But she did not look ahead. Unlike this new companion, this man of the dusk, whose every sentence, every thought, every action was ulterior, she lived in the moment of excitement, savouring the taste of an experience that was enough in itself. She had no instinct of self-preservation. She had no apprehension. For Steerpike had moved towards her with a gradual and circuitous cunning until the evening came when their hands met involuntarily in the darkness, and neither hand was withdrawn, and from that moment, it seemed to Steerpike that his road to power was clear before him.
And for a long time everything continued to develop in the way he had foreseen, the intimacy of their secret meetings leading them ever more deeply into, as Fuchsia thought, each other’s confidence.
But, with the evil knowledge of the power that was now his, Steerpike, indulging himself in the anticipation of final conquest, made no rash attempt to seduce Fuchsia. He knew that with Fuchsia no longer a virgin, he would have her, if for no other reason than that of simple blackmail, in the palm of his hand. But he was not ready yet. There was a lot to be considered.
As for Fuchsia, it was all so new and tremendous to her that her emotions had enough on which to feed. She was happier than she had ever been in her life.
FIFTY- FOUR
The disappearance of the Earl, Sepulchrave, Titus’ father, and of his sisters, the Twins, and of their terrible and secret ends; the death of Sourdust by burning, and of his son Barquentine by fire and water, what of all this mystery and violence in the eyes of the castle? They had spread themselves, these horrors, over a period of twelve or more years, and although the minds, active in their different ways, of the Countess, the Doctor, and Flay, had, from their different angles, made periodic efforts to discover in the tragedies some common ground, yet no proof of foul play had yet been found which could support their suspicions.
Flay alone knew the grizzly truth about the secret death of his master, Lord Sepulchrave, and of his enemy the gross Swelter whom he had killed.
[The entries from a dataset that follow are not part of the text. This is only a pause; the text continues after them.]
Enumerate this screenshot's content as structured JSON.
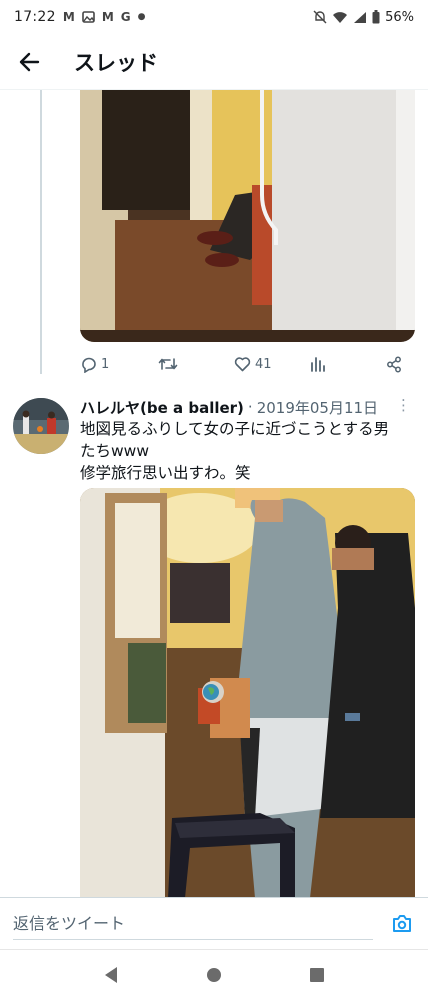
{
  "status_bar": {
    "time": "17:22",
    "notifications": [
      "M",
      "M",
      "G"
    ],
    "battery": "56%"
  },
  "header": {
    "title": "スレッド",
    "back_icon": "arrow-left-icon"
  },
  "prev_tweet": {
    "reply_count": "1",
    "retweet_count": "",
    "like_count": "41"
  },
  "tweet": {
    "author": "ハレルヤ(be a baller)",
    "separator": "·",
    "date": "2019年05月11日",
    "more": "⋮",
    "text_line1": "地図見るふりして女の子に近づこうとする男",
    "text_line2": "たちwww",
    "text_line3": "修学旅行思い出すわ。笑"
  },
  "reply": {
    "placeholder": "返信をツイート",
    "camera_icon": "camera-icon"
  },
  "colors": {
    "accent": "#1d9bf0",
    "text_secondary": "#536471",
    "thread_line": "#cfd9de"
  }
}
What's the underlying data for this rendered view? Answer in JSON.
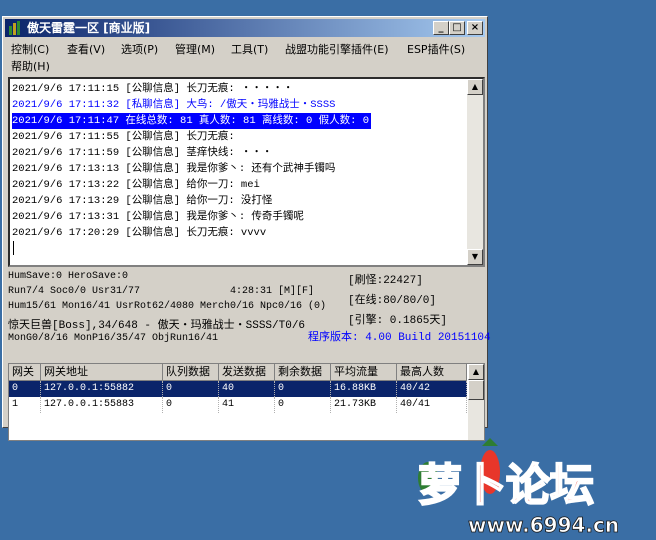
{
  "window": {
    "title": "傲天雷霆一区 [商业版]",
    "buttons": [
      "_",
      "□",
      "×"
    ]
  },
  "menu": {
    "items": [
      "控制(C)",
      "查看(V)",
      "选项(P)",
      "管理(M)",
      "工具(T)",
      "战盟功能引擎插件(E)",
      "ESP插件(S)",
      "帮助(H)"
    ]
  },
  "log": {
    "lines": [
      {
        "text": "2021/9/6 17:11:15 [公聊信息] 长刀无痕: ・・・・・",
        "color": "#000000"
      },
      {
        "text": "2021/9/6 17:11:32 [私聊信息] 大鸟: /傲天・玛雅战士・SSSS",
        "color": "#0000ff"
      },
      {
        "text": "2021/9/6 17:11:47 在线总数: 81 真人数: 81 离线数: 0 假人数: 0",
        "color": "#ffffff"
      },
      {
        "text": "2021/9/6 17:11:55 [公聊信息] 长刀无痕:",
        "color": "#000000"
      },
      {
        "text": "2021/9/6 17:11:59 [公聊信息] 茎痒快线: ・・・",
        "color": "#000000"
      },
      {
        "text": "2021/9/6 17:13:13 [公聊信息] 我是你爹丶: 还有个武神手镯吗",
        "color": "#000000"
      },
      {
        "text": "2021/9/6 17:13:22 [公聊信息] 给你一刀: mei",
        "color": "#000000"
      },
      {
        "text": "2021/9/6 17:13:29 [公聊信息] 给你一刀: 没打怪",
        "color": "#000000"
      },
      {
        "text": "2021/9/6 17:13:31 [公聊信息] 我是你爹丶: 传奇手镯呢",
        "color": "#000000"
      },
      {
        "text": "2021/9/6 17:20:29 [公聊信息] 长刀无痕: vvvv",
        "color": "#000000"
      }
    ],
    "highlight_bg": "#0000ff"
  },
  "status": {
    "line1": "HumSave:0 HeroSave:0",
    "line2": "Run7/4 Soc0/0 Usr31/77",
    "time": "4:28:31 [M][F]",
    "line3": "Hum15/61 Mon16/41 UsrRot62/4080 Merch0/16 Npc0/16 (0)",
    "line4": "惊天巨兽[Boss],34/648 - 傲天・玛雅战士・SSSS/T0/6",
    "line5": "MonG0/8/16 MonP16/35/47 ObjRun16/41",
    "refresh": "[刷怪:22427]",
    "online": "[在线:80/80/0]",
    "engine": "[引擎: 0.1865天]",
    "version": "程序版本: 4.00 Build 20151104",
    "version_color": "#0000ff"
  },
  "grid": {
    "headers": [
      "网关",
      "网关地址",
      "队列数据",
      "发送数据",
      "剩余数据",
      "平均流量",
      "最高人数"
    ],
    "rows": [
      [
        "0",
        "127.0.0.1:55882",
        "0",
        "40",
        "0",
        "16.88KB",
        "40/42"
      ],
      [
        "1",
        "127.0.0.1:55883",
        "0",
        "41",
        "0",
        "21.73KB",
        "40/41"
      ]
    ],
    "selected_bg": "#0a246a"
  },
  "logo": {
    "text": "萝卜论坛",
    "url": "www.6994.cn",
    "colors": [
      "#e8362a",
      "#f5a623",
      "#2e7d32"
    ]
  }
}
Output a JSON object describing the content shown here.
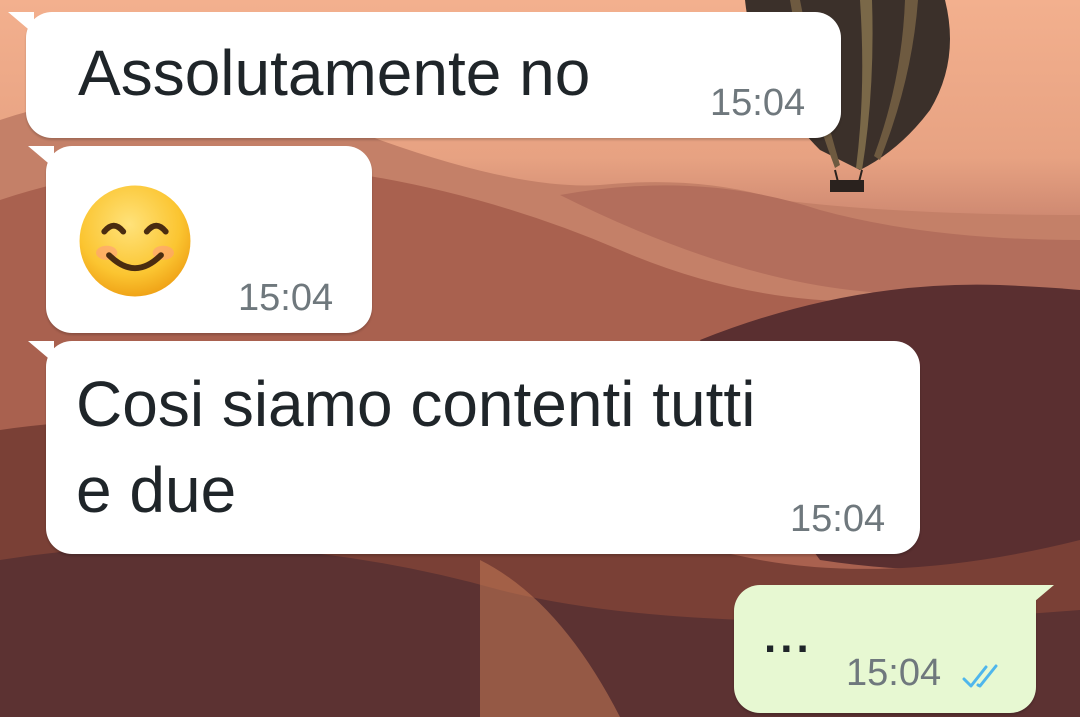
{
  "messages": [
    {
      "direction": "incoming",
      "text": "Assolutamente no",
      "time": "15:04"
    },
    {
      "direction": "incoming",
      "emoji": "smiling-face-with-smiling-eyes",
      "time": "15:04"
    },
    {
      "direction": "incoming",
      "text_line1": "Cosi siamo contenti tutti",
      "text_line2": "e due",
      "time": "15:04"
    },
    {
      "direction": "outgoing",
      "text": "...",
      "time": "15:04",
      "status": "read-double-check"
    }
  ],
  "colors": {
    "incoming_bubble": "#ffffff",
    "outgoing_bubble": "#e7f8d2",
    "time_text": "#6f787d",
    "read_ticks": "#4fb6ec"
  }
}
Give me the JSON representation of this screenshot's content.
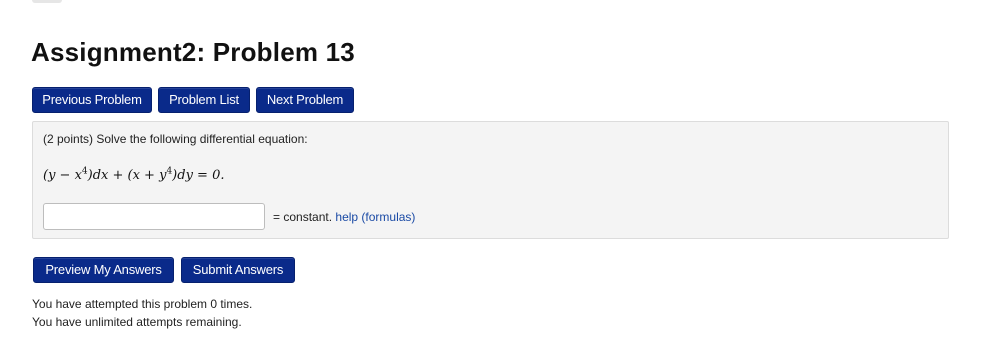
{
  "page": {
    "title": "Assignment2: Problem 13"
  },
  "nav": {
    "previous": "Previous Problem",
    "list": "Problem List",
    "next": "Next Problem"
  },
  "problem": {
    "intro": "(2 points) Solve the following differential equation:",
    "equation": {
      "part1": "(y − x",
      "exp1": "4",
      "part2": ")dx + (x + y",
      "exp2": "4",
      "part3": ")dy = 0."
    },
    "answer": {
      "value": "",
      "placeholder": ""
    },
    "suffix_text": "= constant.",
    "help_link": "help (formulas)"
  },
  "actions": {
    "preview": "Preview My Answers",
    "submit": "Submit Answers"
  },
  "status": {
    "attempts": "You have attempted this problem 0 times.",
    "remaining": "You have unlimited attempts remaining."
  },
  "colors": {
    "button_bg": "#0a2a8a",
    "link": "#1a4aa5",
    "problem_bg": "#f4f4f4"
  }
}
This knowledge he had never divulged.
But his own banishment had been the result of Steerpike’s gesture of disloyalty to his mad master, when the skewbald man was a youth of seventeen or eighteen years, and this disloyalty had remained rooted in Flay’s mind. But of the incarceration and death of the Twins he knew nothing, although, witless of its origins and significance, he had heard their terrible laughter as they died in the hollow halls.
He had strained his brain and memory, as had the Doctor and the Countess, to draw some significant conclusion from the common deaths by fire of the father and son – Sourdust and Barquentine – and from the fact that Steerpike had been the hero of both occasions. Try as they would they were unable to rationalize their suspicions.
And yet there were, over the course of the years, small concrete although disconnected reasons for apprehension. As yet they fitted into no pattern, but they were there, and they were not forgotten.
The Doctor had always been anxious to discover Steerpike’s reason for leaving his service and establishing himself as confidant and retainer of the vacant Twins. His was no mind to find pleasure in such surroundings. His only reason must have been for social advancement or for some darker motive. The identical Twins had disappeared. Their note which Steerpike had found on their table had told of their intention to kill themselves. Prunesquallor had got hold of this note and compared its calligraphy with a letter Irma had once received from them. He compared them in mirrors – he devoted an entire evening to their scrutiny. It seemed that they were by the same hand, the formation of letters big and round and uncertain as a child’s.
But the Doctor had known these retarded women for many years and he did not believe, for all the oddness of their thwarted natures, that they would ever take their own lives.
Nor did the Countess believe that they were capable of making an end to themselves. Their puerile ambition and vanity – and their only too obvious longing to assume, one day, the roles in which they were always seeing themselves, the roles of ladies, great and splendid, bedecked with jewels, precluded any such idea as suicide. But there was no proof either way.
The Doctor had told the Countess of Steerpike’s delirious cry ‘And the twins will make it five!’ She had stared out of the window of her room.
‘Five what?’ she had said.
‘Exactly,’ said the Doctor. ‘Five what?’
‘Five enigmas,’ she answered heavily, without a change of expression.
‘And what are they, your ladyship? Do you mean five …?’
She interrupted him heavily. ‘The Earl, my husband,’ she said. ‘Vanished. One. His sisters, vanished: two. Swelter, vanished: three. Sourdust and Barquentine, burned: five …’
‘But the deaths of Sourdust and Barquentine were hardly enigmatic …’
‘One wouldn’t be. Two would,’ said the Countess. ‘And the youth at them both.’
‘The youth?’ queried the Doctor.
‘Steerpike,’ said the Countess.
‘Ah,’ said the Doctor, ‘we have the same fears.’
‘We have,’ said the Countess. ‘I am waiting.’
The Doctor thought of Fuchsia’s poem:
‘But your ladyship,’ he said – she was still staring through the window. The words “And the Twins will make it five” suggest to me that their ladyships Cora and Clarice would make two of the group he had in his delirious mind. He was making a list of individuals, in his fever, I will stake my brightest penny.’